Junte-se um "H", de Hóquei...
Para os mais atentos adeptos do Hóquei em Patins, a questão desta Superliga do futebol não deixará de evocar o braço de ferro entre a World Skate Europe (uma UEFA) e os clubes mais fortes da modalidade, unidos sob a égide de uma Associação Europeia de Clubes... de Hóquei: a EHCA.
A EHCA, por alguns dos seus membros, já veio anunciar a intenção de avançar com uma prova própria - já na próxima época -, em que estarão os oito fundadores (Barcelona, Benfica, Liceo, Noia, Oliveirense, Porto, Reus, Sporting) e três equipas que se juntaram recentemente (Óquei de Barcelos, Forte e Saint-Omer). A porta não está fechada a mais clubes, mas o acesso não dependeria do mérito desportivo. E, com jogos a meio da semana, dificilmente seria viável para equipas "periféricas".
Não deixando de ser realidades diferentes, há uma confrangedora contradição nos argumentos alheios ao desporto em si. A solução sobre rodas parece agradar às águias, não irá contra as regras da União Europeia para os dragões, nem viola quaisquer princípios democráticos e de mérito para os leões.
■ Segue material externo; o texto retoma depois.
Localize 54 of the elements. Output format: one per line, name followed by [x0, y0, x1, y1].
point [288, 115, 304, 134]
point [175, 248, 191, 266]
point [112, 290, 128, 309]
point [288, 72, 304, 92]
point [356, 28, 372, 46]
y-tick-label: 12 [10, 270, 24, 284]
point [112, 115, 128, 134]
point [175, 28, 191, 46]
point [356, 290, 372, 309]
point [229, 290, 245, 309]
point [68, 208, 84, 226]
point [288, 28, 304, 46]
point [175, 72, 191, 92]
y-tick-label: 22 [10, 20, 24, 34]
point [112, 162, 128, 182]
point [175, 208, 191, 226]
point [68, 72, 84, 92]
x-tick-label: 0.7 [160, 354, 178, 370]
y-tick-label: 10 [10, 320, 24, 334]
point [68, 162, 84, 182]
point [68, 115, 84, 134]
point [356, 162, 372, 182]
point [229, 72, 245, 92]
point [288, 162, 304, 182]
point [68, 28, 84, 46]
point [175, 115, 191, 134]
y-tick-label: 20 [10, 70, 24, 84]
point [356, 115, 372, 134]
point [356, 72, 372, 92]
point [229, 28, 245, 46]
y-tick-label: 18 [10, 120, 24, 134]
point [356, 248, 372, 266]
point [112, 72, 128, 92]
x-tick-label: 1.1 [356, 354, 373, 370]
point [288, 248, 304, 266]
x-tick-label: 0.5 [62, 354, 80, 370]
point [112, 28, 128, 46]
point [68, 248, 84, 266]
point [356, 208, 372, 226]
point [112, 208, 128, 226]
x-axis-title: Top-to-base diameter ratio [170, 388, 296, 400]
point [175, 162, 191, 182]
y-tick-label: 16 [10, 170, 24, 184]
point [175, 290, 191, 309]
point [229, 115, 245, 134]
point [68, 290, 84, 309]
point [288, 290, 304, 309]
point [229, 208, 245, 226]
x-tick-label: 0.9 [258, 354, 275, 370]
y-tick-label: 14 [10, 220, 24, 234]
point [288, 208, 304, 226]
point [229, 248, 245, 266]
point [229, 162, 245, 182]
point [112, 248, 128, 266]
Todos clubes fundadores da EHCA e promotores da Superliga no Hóquei em Patins. E à margem das instituições, se necessário.
Será da escala, do dinheiro, da diferença entre estar dentro ou estar fora?
A World Skate Europe e a World Skate não reagem às acusações dos clubes, os demais clubes nos históricos países nada opinam, e as federações não tomam uma posição pública. Ou, com o apoio pela portuguesa FPP e a espanhola RFEP à proposta dos clubes de organização da Liga Europeia, já tomaram...
Nas óbvias diferenças entre o futebol e o Hóquei em Patins - e o que pode ser um problema para um, pode ser a solução para o outro -, é mais uma questão de coerência do que de ter a resposta certa.
Neste momento, os "grandes" do futebol português perante esta Superliga do pontapé na bola estarão numa posição muito diferente de um campeão helvético ou germânico no Hóquei em Patins? Noutros campos, a solução de EuroLiga no basquetebol, também com um diferendo institucional, dinamizou a modalidade entre os mais fortes emblemas na Europa. Mas deixou-a moribunda num Portugal periférico, sem a visita das equipas de referência do Velho Continente.
É uma faca de dois gumes. De um lado a promoção dos jogos entre os ditos "grandes". Do outro, o criar de condições para que outros grandes floresçam, sendo que, factualmente, pouco tem sido feito neste sentido por uma World Skate que, curiosamente, continua cativa dos históricos países que agora lideram a "revolução".
A necessidade de mudança é inquestionável e cada vez mais urgente e a EHCA, apesar de anunciar a ruptura caso não haja outra via, procura o reconhecimento institucional perante uma World Skate que pouco ou nada tem feito pela promoção e desenvolvimento da modalidade. Mas que, mal ou bem - no argumento que serve para o futebol -, continua a ser o organismo que a tutela.